Rodziewicz Alfons
Alfons Rodziewicz ps. Alik (ur. 1925, Żyrmuny, obecnie Białoruś) pochodzi z rodziny z wojskowymi tradycjami: stryj był oficerem w Legionach Piłsudskiego, drugi stryj również był żołnierzem, a później osadnikiem na Kresach, zaś ojciec Alfonsa Jan Rodziewicz był rusznikarzem. Pracował w Cytadeli Warszawskiej. Podczas kampanii wrześniowej dostał się do niewoli w okolicach Radomia. W obozie jenieckim podpisał listę białoruską i dzięki temu został wypuszczony z obozu. Dotarł na Białoruś. Pracował jako ślusarz w młynie, a później na kolei. Alfons Rodziewicz po wybuchu wojny sowiecko-niemieckiej pracował na kolei jako dróżnik. W 1942 roku złożył przysięgę i został członkiem polskiego podziemia zbrojnego. Był łącznikiem. Następnie wstąpił do oddziału AK „Krysia”, gdzie został włączony do 5 kompanii „Antoni”, 2 batalionu. Pełnił tam obowiązki wywiadowcy. Brał udział w rozbiciu oddziałów niemieckich w Bastunach i nieudanym ataku na Woronowo, podczas którego zginęło ośmiu AK-owców. Następnie w trakcie operacji „Ostra Brama” jego oddział dotarł do Turgieli i nie brał bezpośredniego udziału w działaniach wojennych. Po odbiciu Wilna z rąk niemieckich jego oddział ruszył do Jaszun, a następnie do Solecznik, gdzie dostał polecenie rozformowania. W okolicach Lidy Alfons Rodziewicz wraz z kilkoma ludźmi ze swojego oddziału został zaatakowany przez radziecką partyzantkę. Został ranny i trafił do sowieckiego szpitala. Po ucieczce ze szpitala przez dwa lata ukrywał się przed radziecką administracją, w końcu próbował zdać do szkoły rzemieślniczej. Nie został przyjęty. Rozpoczął pracę jako robotnik przy budowie dróg, przepracował w ten sposób siedem lat. Następnie zatrudnił się w fabryce konserw w Lidzie, a później w fabryce samochodów, gdzie pracował jako ślusarz. W latach 90. brał udział w reaktywacji polskiego życia społecznego – w Związku Polaków na Białorusi. Był prezesem koła AK-owców w lidzkim Związku Polaków na Białorusi. Zmarł w 2020 roku.
more...
less
[00:00:06] Autoprezentacja boh. urodzonego w 1925 w Żyrmunach w powiecie lidzkim.
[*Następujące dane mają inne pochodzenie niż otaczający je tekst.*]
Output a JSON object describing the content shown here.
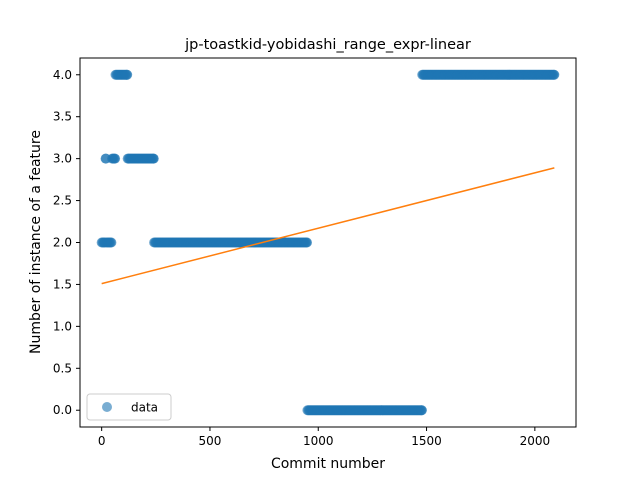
{
  "chart_data": {
    "type": "scatter",
    "title": "jp-toastkid-yobidashi_range_expr-linear",
    "xlabel": "Commit number",
    "ylabel": "Number of instance of a feature",
    "xlim": [
      -100,
      2190
    ],
    "ylim": [
      -0.2,
      4.2
    ],
    "x_ticks": [
      0,
      500,
      1000,
      1500,
      2000
    ],
    "y_ticks": [
      0.0,
      0.5,
      1.0,
      1.5,
      2.0,
      2.5,
      3.0,
      3.5,
      4.0
    ],
    "x_tick_labels": [
      "0",
      "500",
      "1000",
      "1500",
      "2000"
    ],
    "y_tick_labels": [
      "0.0",
      "0.5",
      "1.0",
      "1.5",
      "2.0",
      "2.5",
      "3.0",
      "3.5",
      "4.0"
    ],
    "grid": false,
    "legend_position": "lower-left",
    "legend": [
      "data"
    ],
    "series": [
      {
        "name": "data",
        "kind": "scatter",
        "color": "#1f77b4",
        "segments": [
          {
            "x_start": 0,
            "x_end": 15,
            "y": 2
          },
          {
            "x_start": 18,
            "x_end": 20,
            "y": 3
          },
          {
            "x_start": 22,
            "x_end": 45,
            "y": 2
          },
          {
            "x_start": 48,
            "x_end": 62,
            "y": 3
          },
          {
            "x_start": 64,
            "x_end": 118,
            "y": 4
          },
          {
            "x_start": 120,
            "x_end": 240,
            "y": 3
          },
          {
            "x_start": 242,
            "x_end": 948,
            "y": 2
          },
          {
            "x_start": 950,
            "x_end": 1478,
            "y": 0
          },
          {
            "x_start": 1480,
            "x_end": 2090,
            "y": 4
          }
        ]
      },
      {
        "kind": "line",
        "color": "#ff7f0e",
        "x": [
          0,
          2090
        ],
        "y": [
          1.51,
          2.89
        ]
      }
    ]
  }
}
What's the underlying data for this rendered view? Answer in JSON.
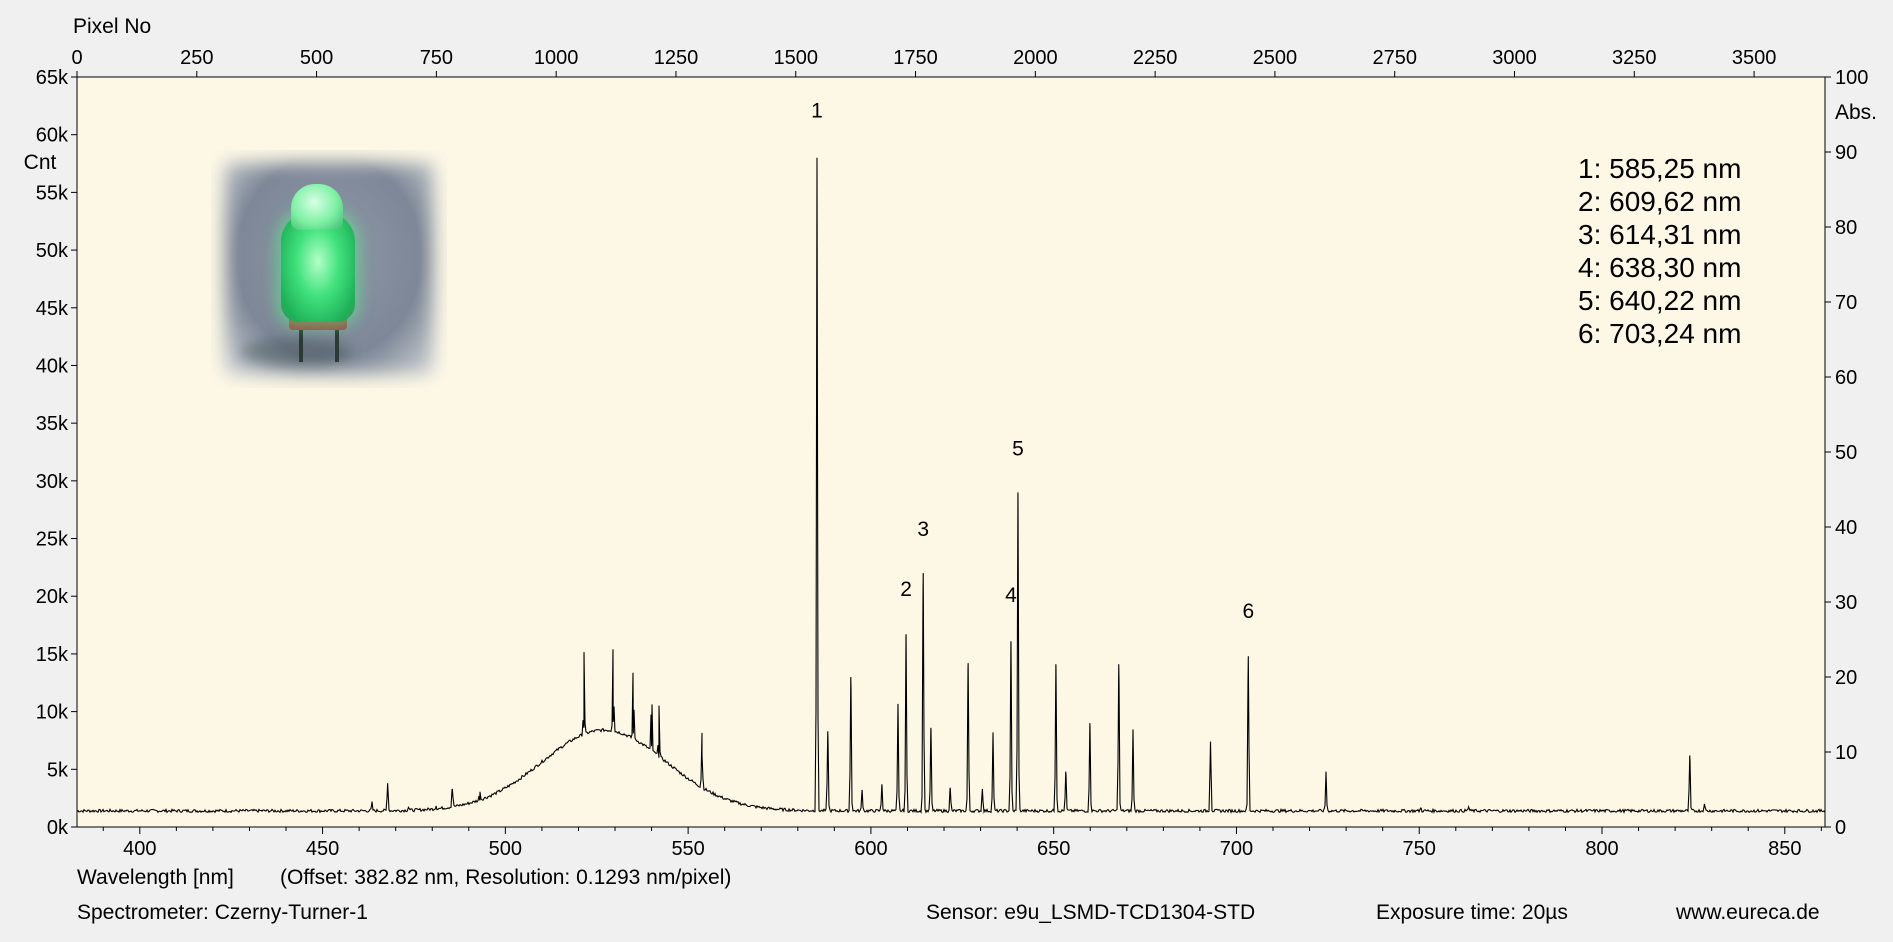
{
  "chart_data": {
    "type": "line",
    "colors": {
      "page_bg": "#f0f0f0",
      "plot_bg": "#fdf8e6",
      "line": "#000000"
    },
    "top_axis": {
      "title": "Pixel No",
      "range": [
        0,
        3648
      ],
      "ticks": [
        0,
        250,
        500,
        750,
        1000,
        1250,
        1500,
        1750,
        2000,
        2250,
        2500,
        2750,
        3000,
        3250,
        3500
      ]
    },
    "left_axis": {
      "title": "Cnt",
      "range": [
        0,
        65000
      ],
      "ticks": [
        0,
        5000,
        10000,
        15000,
        20000,
        25000,
        30000,
        35000,
        40000,
        45000,
        50000,
        55000,
        60000,
        65000
      ],
      "tick_labels": [
        "0k",
        "5k",
        "10k",
        "15k",
        "20k",
        "25k",
        "30k",
        "35k",
        "40k",
        "45k",
        "50k",
        "55k",
        "60k",
        "65k"
      ]
    },
    "right_axis": {
      "title": "Abs.",
      "range": [
        0,
        100
      ],
      "ticks": [
        0,
        10,
        20,
        30,
        40,
        50,
        60,
        70,
        80,
        90,
        100
      ]
    },
    "bottom_axis": {
      "title": "Wavelength [nm]",
      "note": "(Offset: 382.82 nm, Resolution: 0.1293 nm/pixel)",
      "range": [
        382.82,
        861.0
      ],
      "ticks": [
        400,
        450,
        500,
        550,
        600,
        650,
        700,
        750,
        800,
        850
      ]
    },
    "baseline": 1400,
    "broad_band": {
      "center": 527,
      "sigma": 17,
      "amplitude": 7000
    },
    "lines": [
      {
        "x": 463.5,
        "y": 2100
      },
      {
        "x": 467.8,
        "y": 3800
      },
      {
        "x": 473.5,
        "y": 1700
      },
      {
        "x": 481.0,
        "y": 1700
      },
      {
        "x": 485.5,
        "y": 3300
      },
      {
        "x": 493.0,
        "y": 2300
      },
      {
        "x": 521.5,
        "y": 8600
      },
      {
        "x": 529.5,
        "y": 9100
      },
      {
        "x": 535.0,
        "y": 8100
      },
      {
        "x": 540.0,
        "y": 7000
      },
      {
        "x": 542.0,
        "y": 6000
      },
      {
        "x": 553.8,
        "y": 6200
      },
      {
        "x": 585.25,
        "y": 58000
      },
      {
        "x": 588.2,
        "y": 8300
      },
      {
        "x": 594.5,
        "y": 13000
      },
      {
        "x": 597.6,
        "y": 3200
      },
      {
        "x": 603.0,
        "y": 3700
      },
      {
        "x": 607.4,
        "y": 10600
      },
      {
        "x": 609.62,
        "y": 16700
      },
      {
        "x": 614.31,
        "y": 22000
      },
      {
        "x": 616.4,
        "y": 8600
      },
      {
        "x": 621.7,
        "y": 3400
      },
      {
        "x": 626.6,
        "y": 14200
      },
      {
        "x": 630.5,
        "y": 3300
      },
      {
        "x": 633.4,
        "y": 8200
      },
      {
        "x": 638.3,
        "y": 16100
      },
      {
        "x": 640.22,
        "y": 29000
      },
      {
        "x": 650.6,
        "y": 14100
      },
      {
        "x": 653.3,
        "y": 4800
      },
      {
        "x": 659.9,
        "y": 9000
      },
      {
        "x": 667.8,
        "y": 14100
      },
      {
        "x": 671.7,
        "y": 8400
      },
      {
        "x": 692.9,
        "y": 7400
      },
      {
        "x": 703.24,
        "y": 14800
      },
      {
        "x": 724.5,
        "y": 4800
      },
      {
        "x": 750.4,
        "y": 1650
      },
      {
        "x": 763.5,
        "y": 1750
      },
      {
        "x": 824.0,
        "y": 6200
      },
      {
        "x": 828.0,
        "y": 2000
      }
    ],
    "peak_labels": [
      {
        "label": "1",
        "x": 585.25,
        "y": 61500
      },
      {
        "label": "2",
        "x": 609.62,
        "y": 20000
      },
      {
        "label": "3",
        "x": 614.31,
        "y": 25200
      },
      {
        "label": "4",
        "x": 638.3,
        "y": 19500
      },
      {
        "label": "5",
        "x": 640.22,
        "y": 32200
      },
      {
        "label": "6",
        "x": 703.24,
        "y": 18100
      }
    ],
    "legend": [
      "1: 585,25 nm",
      "2: 609,62 nm",
      "3: 614,31 nm",
      "4: 638,30 nm",
      "5: 640,22 nm",
      "6: 703,24 nm"
    ]
  },
  "footer": {
    "spectrometer": "Spectrometer: Czerny-Turner-1",
    "sensor": "Sensor: e9u_LSMD-TCD1304-STD",
    "exposure": "Exposure time: 20µs",
    "website": "www.eureca.de"
  }
}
[00:00:23] Boh. do wybuchu wojny skończył sześć klas szkoły powszechnej. Ojciec został zabrany na front, w domu została matka, boh. i cztery siostry. Rodzice mieli 2 hektary ziemi i boh. ciężko pracował. Gdy przyszli sowieci, nikt nie poszedł do ruskiej szkoły, więc wezwano rodziców. Przed wojną postawiono nową dwupiętrową szkołę i przysłano nauczycielkę z Gdańska, Publakównę. Była to dobra nauczycielka. Pan Krugły prowadził zajęcia praktyczne, uczono się maszerować i śpiewać. Boh. zna ze szkoły wiele polskich pieśni. Rosjanie powiedzieli, że nauka będzie się odbywała po rosyjsku, a nie po polsku. „Wtedy podjęli my szum, krzyk i rodzice i wszystko, że uczyć po polsku i po rusku”. Gdy zebranie się skończyło, Publakównę i Krugłego aresztowano, „posadzili na maszynę pod karabinami i powieźli nie wiadomo gdzie”. Boh. już nie poszedł do szkoły i pracował dorywczo. Ojciec jeszcze nie wrócił z frontu.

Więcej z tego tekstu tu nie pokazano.